We are all prisoners to our memories and in turn they are captive to us.
In Phil Blechman’s new work “The Black Book,” he explores the brain’s capacity to drive a person mad. The puzzle-like play captures the chaos of a mind on the verge of collapse, wrestling with the power struggles inherent within human interaction and even more frightening – within oneself.
A haunting motif opens the play and repeats throughout, promising to stick with audience members when they lie down to sleep later. “I am slowly going crazy, one two three four five six – switch.”
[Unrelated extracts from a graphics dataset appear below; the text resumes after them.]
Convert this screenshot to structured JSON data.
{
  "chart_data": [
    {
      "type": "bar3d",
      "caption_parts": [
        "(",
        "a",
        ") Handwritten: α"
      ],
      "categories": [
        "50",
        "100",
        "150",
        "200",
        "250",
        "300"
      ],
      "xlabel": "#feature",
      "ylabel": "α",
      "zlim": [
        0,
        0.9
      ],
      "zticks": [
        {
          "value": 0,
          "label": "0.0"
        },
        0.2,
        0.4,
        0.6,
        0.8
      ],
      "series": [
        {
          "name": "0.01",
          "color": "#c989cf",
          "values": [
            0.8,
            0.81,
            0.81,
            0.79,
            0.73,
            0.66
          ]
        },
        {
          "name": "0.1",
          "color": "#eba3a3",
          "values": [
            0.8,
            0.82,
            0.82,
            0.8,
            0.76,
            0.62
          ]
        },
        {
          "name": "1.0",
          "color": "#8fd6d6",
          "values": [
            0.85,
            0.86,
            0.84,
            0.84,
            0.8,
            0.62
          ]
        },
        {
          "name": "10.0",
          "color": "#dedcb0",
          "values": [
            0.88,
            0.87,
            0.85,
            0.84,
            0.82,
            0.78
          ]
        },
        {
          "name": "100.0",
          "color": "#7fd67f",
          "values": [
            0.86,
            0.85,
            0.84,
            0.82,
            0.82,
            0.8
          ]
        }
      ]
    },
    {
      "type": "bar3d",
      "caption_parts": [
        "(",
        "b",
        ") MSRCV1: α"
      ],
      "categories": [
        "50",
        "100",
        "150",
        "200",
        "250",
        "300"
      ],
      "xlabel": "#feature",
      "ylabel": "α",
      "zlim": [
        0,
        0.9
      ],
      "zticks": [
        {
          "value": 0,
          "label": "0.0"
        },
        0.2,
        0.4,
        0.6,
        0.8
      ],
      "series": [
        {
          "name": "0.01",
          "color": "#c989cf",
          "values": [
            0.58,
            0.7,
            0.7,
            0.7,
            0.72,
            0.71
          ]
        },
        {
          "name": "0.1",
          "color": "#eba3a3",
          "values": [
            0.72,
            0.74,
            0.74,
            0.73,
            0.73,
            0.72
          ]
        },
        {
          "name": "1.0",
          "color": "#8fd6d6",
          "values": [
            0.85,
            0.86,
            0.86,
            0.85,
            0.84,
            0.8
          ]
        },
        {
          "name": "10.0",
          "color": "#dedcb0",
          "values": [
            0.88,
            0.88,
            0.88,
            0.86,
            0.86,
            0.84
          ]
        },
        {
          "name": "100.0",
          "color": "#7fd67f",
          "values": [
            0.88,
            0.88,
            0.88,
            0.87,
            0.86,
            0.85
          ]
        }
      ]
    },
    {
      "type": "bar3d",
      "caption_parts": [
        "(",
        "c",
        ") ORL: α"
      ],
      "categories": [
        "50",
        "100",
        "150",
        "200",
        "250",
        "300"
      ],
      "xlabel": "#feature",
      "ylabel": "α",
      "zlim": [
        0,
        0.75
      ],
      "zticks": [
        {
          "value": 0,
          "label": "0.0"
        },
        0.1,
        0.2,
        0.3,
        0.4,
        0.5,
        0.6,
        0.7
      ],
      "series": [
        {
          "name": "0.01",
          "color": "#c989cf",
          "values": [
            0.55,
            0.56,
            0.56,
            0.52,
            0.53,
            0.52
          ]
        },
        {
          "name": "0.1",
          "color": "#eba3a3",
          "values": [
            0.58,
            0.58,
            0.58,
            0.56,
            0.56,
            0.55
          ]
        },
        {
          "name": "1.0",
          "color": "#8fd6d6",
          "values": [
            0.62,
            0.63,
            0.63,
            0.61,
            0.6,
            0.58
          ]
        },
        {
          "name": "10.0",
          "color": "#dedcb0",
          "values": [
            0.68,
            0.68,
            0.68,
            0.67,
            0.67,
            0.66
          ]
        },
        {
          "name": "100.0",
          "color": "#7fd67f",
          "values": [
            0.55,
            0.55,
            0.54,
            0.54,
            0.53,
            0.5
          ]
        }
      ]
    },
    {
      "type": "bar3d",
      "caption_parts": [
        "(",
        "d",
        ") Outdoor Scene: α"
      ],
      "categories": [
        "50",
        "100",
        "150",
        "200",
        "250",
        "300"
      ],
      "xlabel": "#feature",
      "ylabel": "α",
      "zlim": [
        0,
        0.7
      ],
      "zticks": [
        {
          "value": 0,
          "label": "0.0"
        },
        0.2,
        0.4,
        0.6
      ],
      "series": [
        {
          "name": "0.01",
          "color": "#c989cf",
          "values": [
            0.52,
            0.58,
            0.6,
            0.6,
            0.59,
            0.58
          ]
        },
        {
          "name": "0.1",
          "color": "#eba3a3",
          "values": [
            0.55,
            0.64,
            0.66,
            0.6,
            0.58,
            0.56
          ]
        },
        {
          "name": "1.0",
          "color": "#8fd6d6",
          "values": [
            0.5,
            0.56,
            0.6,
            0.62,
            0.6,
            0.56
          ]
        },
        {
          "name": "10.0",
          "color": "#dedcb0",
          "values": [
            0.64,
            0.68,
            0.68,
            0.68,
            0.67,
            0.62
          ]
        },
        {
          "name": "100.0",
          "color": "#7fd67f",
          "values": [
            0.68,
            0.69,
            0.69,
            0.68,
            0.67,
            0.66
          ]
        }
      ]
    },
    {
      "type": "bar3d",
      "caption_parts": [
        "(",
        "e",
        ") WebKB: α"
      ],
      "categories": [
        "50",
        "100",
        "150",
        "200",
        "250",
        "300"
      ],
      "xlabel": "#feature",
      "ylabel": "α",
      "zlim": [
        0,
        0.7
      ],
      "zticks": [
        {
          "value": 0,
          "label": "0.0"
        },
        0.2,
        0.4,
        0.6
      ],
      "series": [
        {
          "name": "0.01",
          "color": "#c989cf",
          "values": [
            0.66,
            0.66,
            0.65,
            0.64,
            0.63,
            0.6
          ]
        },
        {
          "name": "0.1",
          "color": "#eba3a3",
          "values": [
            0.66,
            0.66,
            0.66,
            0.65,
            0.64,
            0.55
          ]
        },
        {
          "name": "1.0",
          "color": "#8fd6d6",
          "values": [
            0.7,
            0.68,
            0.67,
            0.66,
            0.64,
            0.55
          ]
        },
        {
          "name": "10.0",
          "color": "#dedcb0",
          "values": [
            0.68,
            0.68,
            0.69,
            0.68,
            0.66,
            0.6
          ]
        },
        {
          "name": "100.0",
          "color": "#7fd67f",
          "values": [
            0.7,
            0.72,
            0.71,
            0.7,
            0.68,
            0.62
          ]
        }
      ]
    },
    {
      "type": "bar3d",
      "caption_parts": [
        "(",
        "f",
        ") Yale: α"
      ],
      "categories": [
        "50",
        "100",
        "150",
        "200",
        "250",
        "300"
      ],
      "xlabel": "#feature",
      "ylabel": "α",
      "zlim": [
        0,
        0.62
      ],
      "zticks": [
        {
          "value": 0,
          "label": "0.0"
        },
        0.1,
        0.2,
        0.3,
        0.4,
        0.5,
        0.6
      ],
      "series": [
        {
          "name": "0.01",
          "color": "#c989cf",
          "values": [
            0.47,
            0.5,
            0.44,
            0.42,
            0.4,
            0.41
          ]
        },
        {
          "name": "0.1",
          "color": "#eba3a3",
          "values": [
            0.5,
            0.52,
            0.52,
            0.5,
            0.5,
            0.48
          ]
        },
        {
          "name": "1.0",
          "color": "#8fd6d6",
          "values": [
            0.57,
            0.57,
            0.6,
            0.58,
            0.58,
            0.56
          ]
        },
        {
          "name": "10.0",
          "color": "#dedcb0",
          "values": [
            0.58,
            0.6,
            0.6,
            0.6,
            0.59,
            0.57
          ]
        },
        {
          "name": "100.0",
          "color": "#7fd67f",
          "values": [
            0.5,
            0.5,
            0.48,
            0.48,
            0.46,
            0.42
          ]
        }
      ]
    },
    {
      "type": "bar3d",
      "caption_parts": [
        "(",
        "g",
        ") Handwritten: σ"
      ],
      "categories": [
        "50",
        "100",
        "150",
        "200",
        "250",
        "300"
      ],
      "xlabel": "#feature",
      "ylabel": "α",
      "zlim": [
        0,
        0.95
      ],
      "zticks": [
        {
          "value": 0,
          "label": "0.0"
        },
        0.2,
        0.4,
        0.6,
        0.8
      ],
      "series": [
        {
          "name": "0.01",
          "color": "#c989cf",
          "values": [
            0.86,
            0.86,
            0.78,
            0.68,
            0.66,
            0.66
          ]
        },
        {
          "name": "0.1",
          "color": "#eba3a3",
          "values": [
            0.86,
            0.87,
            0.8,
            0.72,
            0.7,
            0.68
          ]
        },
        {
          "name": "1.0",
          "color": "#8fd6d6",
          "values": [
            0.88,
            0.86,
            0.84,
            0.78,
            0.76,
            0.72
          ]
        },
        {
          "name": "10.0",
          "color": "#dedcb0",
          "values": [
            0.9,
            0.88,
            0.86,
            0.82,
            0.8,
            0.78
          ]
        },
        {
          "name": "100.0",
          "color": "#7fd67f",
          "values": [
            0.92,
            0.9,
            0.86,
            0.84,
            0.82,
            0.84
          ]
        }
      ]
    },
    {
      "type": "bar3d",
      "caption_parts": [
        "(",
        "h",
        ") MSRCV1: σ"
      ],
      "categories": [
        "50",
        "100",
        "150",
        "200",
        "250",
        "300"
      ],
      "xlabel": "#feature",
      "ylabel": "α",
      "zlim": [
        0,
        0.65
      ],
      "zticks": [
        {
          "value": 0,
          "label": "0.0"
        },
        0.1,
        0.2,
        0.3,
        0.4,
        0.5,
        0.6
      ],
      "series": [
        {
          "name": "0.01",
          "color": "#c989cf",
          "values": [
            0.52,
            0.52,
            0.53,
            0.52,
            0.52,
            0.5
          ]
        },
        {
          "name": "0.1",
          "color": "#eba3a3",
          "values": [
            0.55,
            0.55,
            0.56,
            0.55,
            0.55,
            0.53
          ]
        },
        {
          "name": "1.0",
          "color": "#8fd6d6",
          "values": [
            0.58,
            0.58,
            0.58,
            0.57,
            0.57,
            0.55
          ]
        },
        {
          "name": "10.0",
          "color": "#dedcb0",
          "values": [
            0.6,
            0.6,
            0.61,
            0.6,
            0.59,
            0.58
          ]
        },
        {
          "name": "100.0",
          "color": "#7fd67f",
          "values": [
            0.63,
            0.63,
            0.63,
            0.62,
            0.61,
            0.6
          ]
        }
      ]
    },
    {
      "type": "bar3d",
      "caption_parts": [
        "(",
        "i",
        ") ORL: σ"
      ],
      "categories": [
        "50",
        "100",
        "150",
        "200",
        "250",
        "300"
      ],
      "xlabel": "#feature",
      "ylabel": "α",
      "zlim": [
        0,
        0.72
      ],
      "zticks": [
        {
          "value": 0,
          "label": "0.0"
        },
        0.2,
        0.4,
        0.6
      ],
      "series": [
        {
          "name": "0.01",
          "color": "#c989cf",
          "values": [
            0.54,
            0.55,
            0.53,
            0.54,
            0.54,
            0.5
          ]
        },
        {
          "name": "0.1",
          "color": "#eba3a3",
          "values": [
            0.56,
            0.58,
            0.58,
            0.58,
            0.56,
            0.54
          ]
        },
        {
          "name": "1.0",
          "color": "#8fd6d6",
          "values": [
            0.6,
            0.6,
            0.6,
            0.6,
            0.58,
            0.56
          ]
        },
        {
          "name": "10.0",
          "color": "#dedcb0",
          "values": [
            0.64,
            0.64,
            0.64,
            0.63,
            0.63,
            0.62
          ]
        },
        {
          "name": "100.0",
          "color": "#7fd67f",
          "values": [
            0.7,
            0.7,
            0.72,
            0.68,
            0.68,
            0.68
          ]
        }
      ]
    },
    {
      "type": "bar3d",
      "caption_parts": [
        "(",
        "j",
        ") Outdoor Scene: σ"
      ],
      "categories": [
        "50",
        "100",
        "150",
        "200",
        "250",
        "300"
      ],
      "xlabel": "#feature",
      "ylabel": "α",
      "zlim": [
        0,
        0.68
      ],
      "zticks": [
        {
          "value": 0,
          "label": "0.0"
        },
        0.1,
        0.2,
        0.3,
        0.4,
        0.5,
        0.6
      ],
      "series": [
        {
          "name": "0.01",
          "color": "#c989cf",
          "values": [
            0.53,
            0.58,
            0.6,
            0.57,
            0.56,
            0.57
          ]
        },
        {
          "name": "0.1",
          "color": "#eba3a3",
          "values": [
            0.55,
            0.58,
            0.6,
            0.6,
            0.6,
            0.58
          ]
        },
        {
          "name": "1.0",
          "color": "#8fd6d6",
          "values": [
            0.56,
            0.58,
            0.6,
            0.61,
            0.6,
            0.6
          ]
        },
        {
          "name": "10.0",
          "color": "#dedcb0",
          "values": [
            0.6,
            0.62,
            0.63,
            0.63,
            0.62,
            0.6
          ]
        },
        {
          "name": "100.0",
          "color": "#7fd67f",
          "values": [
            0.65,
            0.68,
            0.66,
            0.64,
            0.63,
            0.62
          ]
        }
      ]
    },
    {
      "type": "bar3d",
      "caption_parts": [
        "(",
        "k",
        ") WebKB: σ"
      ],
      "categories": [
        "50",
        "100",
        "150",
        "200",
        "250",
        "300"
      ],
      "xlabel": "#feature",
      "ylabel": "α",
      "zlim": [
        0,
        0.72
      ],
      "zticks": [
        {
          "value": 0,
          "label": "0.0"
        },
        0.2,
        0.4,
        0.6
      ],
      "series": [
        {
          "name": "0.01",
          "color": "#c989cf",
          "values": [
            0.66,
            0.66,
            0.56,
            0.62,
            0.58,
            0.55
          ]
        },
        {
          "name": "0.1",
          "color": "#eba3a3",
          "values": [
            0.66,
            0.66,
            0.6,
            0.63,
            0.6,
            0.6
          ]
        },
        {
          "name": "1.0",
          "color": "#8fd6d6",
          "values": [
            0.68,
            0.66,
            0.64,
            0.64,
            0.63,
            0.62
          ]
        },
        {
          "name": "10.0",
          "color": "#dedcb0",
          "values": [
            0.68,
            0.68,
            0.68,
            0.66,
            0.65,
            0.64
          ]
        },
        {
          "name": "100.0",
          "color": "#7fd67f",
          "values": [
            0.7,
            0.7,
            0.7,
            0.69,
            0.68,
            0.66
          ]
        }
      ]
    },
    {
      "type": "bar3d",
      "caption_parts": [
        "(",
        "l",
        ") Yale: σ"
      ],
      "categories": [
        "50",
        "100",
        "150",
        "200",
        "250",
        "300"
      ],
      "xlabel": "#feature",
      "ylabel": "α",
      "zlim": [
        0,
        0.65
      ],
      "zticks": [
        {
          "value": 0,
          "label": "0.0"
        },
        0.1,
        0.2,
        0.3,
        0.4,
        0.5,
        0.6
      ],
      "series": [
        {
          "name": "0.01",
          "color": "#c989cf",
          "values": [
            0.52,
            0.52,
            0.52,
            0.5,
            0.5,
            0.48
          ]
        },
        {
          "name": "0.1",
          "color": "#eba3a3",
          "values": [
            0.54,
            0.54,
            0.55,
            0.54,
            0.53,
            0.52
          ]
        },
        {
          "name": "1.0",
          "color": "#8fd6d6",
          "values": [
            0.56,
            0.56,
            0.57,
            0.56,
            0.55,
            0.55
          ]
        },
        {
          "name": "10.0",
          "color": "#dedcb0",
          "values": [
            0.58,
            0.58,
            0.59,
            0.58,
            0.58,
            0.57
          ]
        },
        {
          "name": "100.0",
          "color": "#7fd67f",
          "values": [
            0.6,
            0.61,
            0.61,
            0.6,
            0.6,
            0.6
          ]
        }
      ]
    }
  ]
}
Peter Sansbury introduces himself to the audience as Collin Archer, a student more interested in smoking cigarettes and taunting his professor Arthur Chase (played by a charmingly awkward Doug Pemberton). After Archer ostensibly skips the first three days of class, Chase seeks help from his friend in the Drama Department, Axel Cooper (Will Pullen).
Concern for Archer’s mental stability drives the two men to look deeper into the student’s story, which slowly becomes muddled with their own. The twist that follows forces the audience to play along with the mental chess game, highlighted by the game’s appearance on stage. Blechman’s play swiftly takes psychological checkmate.
“The Black Book” plays with both the mind’s ability to control and to be controlled. As the playwright, Blechman controls the audience by rearranging the expected exposition of the story. As the director, Blechman demands performances from his actors that quickly cross the line between self-control and rage.
On opening night, in a fit of fury Pullen throws a chair, breaking the wheels off and when Pemberton walks into the scene he picks the now uneven chair up and places it back by the desk, a perfect, although presumably accidental example of human emotions spiraling into actions into consequences.
Although this is a play about the human minds of Archer, Chase and Cooper, the female parts seem rather underwritten and their relevance to the story confused.
Without exception, the performances in “The Black Book” are on-point. And the story’s sincere exploration of the fragile human condition left me with a lot to think about.